The waves of the Atlantic ocean, lost loves, and family nostalgia color the poetry of Portuguese fadisto Antonio Zambujo’s second World Village release, Quinto. Certainly, you can hear the trembling, aching fado voice here, but you can also hear strains of Brazilian bossa nova. I watched a few of Zambujo’s live performances on YouTube where the artist collaborated with a Bulgarian women’s choir, a duet with Raquel Tavares and a performance with a Portuguese traditional men’s choir, Rancho de cantadores da Aldeia de S. Bento (who also appear on What has become of her? on Quinto).

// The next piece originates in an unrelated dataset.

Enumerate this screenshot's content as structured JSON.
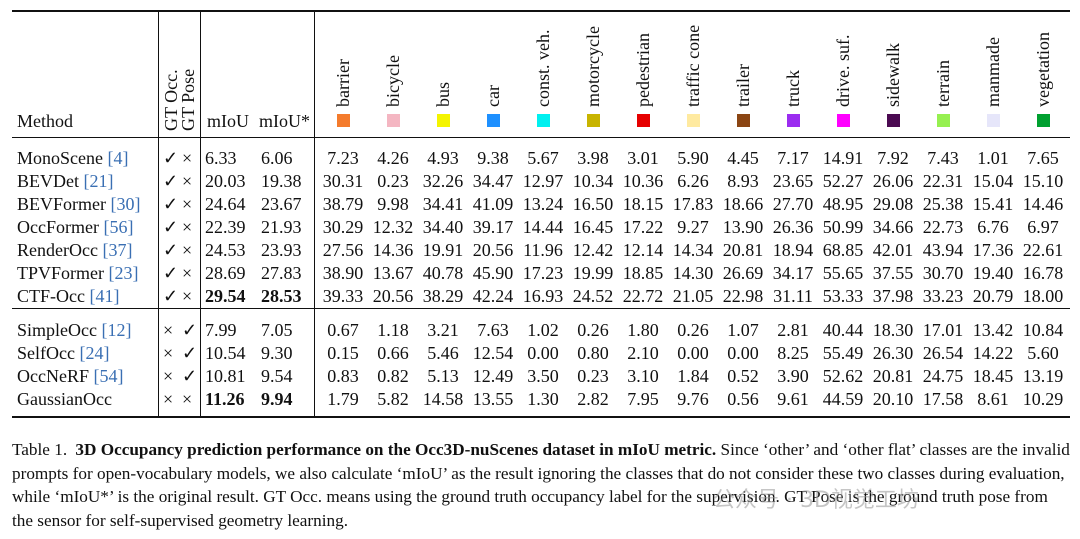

Clarinet, Portuguese guitar, ukulele (which finds its origins in Portugal), classical guitar and double bass accompany Zambujo’s sexy vocals. Flagrante sounds like it came out of Brazil’s Bahia region with its lilting rhythms and spritely melody. José Miguel Conde’s clarinet takes a Brazilian flavor too and only the shimmering Portuguese guitar and ukulele (cavaquinho) remind us of the song’s Portuguese origins. A Day is worth no more sounds like an American jazz standard or even an Elvis Presley ballad sung in Portuguese. However, if you hunger for fado, then listen to The Edge of Night, which recalls old school fado, and the two opening tracks, Disconcerto Fado and The Abandoned House.
I’m happy to include this new fado voice in my small collection of fado CDs. Although I have heard fado sung by men previously, this marks my first review of a fadisto (fado singer). This could easily become a habit, especially, if the men possess the velvety elegance of Antonio Zambujo. He’s not just a fado singer, but a musician with world music in his hands. And with his versatility and willingness to explore global music traditions, listeners expand their musical worldview too.